Re: [gentoo-user] Permissions of /etc/sudoers
Stroller schrieb: Hi there, I'm just in the process of setting up my lovely new system :D, in the very first post-install steps. I install sudo, give my user wide sudo rights and then set PermitRootLogin no in /etc/ssh/sshd_config. (Critique of this measure welcomed). Anyway, as root I started to edit /etc/sudoers and vim complained editing a read-only file. The file /etc/sudoers should always be edited with visudo. visudo uses file locking, provides basic sanity checks and checks for parse errors. Sure enough, /etc/sudoers has permissions 440, so I had to `chmod 640 /etc/sudoers` before editing it changing it back. 440 is ok. I am sure I did not have to do this last time I installed a system, although that would have been at least a couple of years ago.
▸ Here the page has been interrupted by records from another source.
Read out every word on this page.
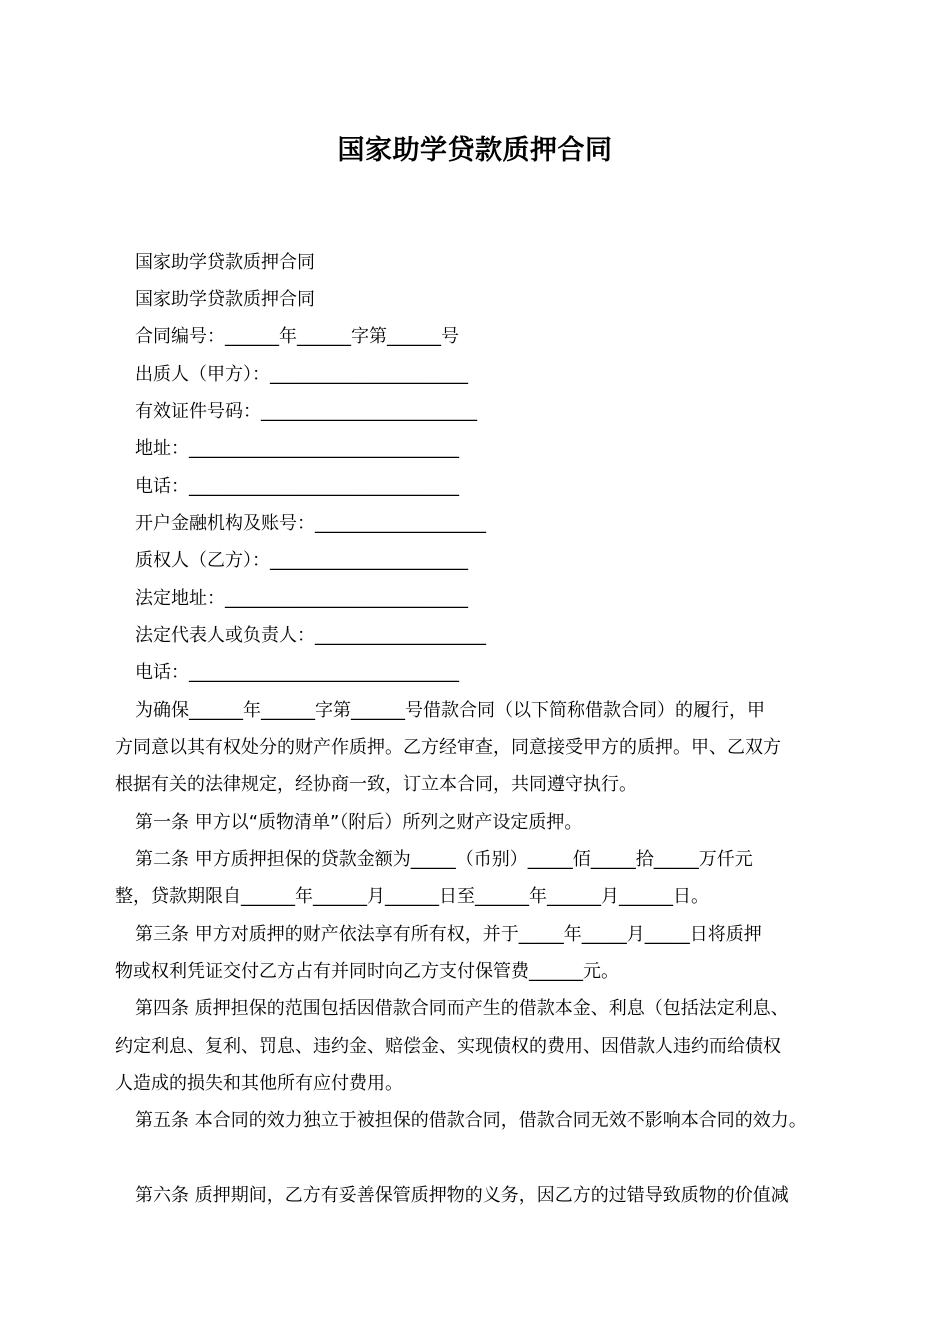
国家助学贷款质押合同
国家助学贷款质押合同
国家助学贷款质押合同
合同编号：______年______字第______号
出质人（甲方）：______________________
有效证件号码：________________________
地址：______________________________
电话：______________________________
开户金融机构及账号：___________________
质权人（乙方）：______________________
法定地址：___________________________
法定代表人或负责人：___________________
电话：______________________________
为确保______年______字第______号借款合同（以下简称借款合同）的履行，甲
方同意以其有权处分的财产作质押。乙方经审查，同意接受甲方的质押。甲、乙双方
根据有关的法律规定，经协商一致，订立本合同，共同遵守执行。
第一条 甲方以“质物清单”（附后）所列之财产设定质押。
第二条 甲方质押担保的贷款金额为_____（币别）_____佰_____拾_____万仟元
整，贷款期限自______年______月______日至______年______月______日。
第三条 甲方对质押的财产依法享有所有权，并于_____年_____月_____日将质押
物或权利凭证交付乙方占有并同时向乙方支付保管费______元。
第四条 质押担保的范围包括因借款合同而产生的借款本金、利息（包括法定利息、
约定利息、复利、罚息、违约金、赔偿金、实现债权的费用、因借款人违约而给债权
人造成的损失和其他所有应付费用。
第五条 本合同的效力独立于被担保的借款合同，借款合同无效不影响本合同的效力。
第六条 质押期间，乙方有妥善保管质押物的义务，因乙方的过错导致质物的价值减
Obviously /etc/sudoers is a security-critical file and one wishes to prevent attackers from editing it, but surely if a file belongs to root there's not much point (??) in preventing root from writing to it, because root can always change the permissions and edit the file, just as I have done. I see from some Googling that sudo complains if the permissions on this file are greater than 4xx - can anyone explain why, please? I'm sure there is something I am not understanding, but my naive analysis suggests the only reason for this behaviour is to inconvenience administrators! Stroller.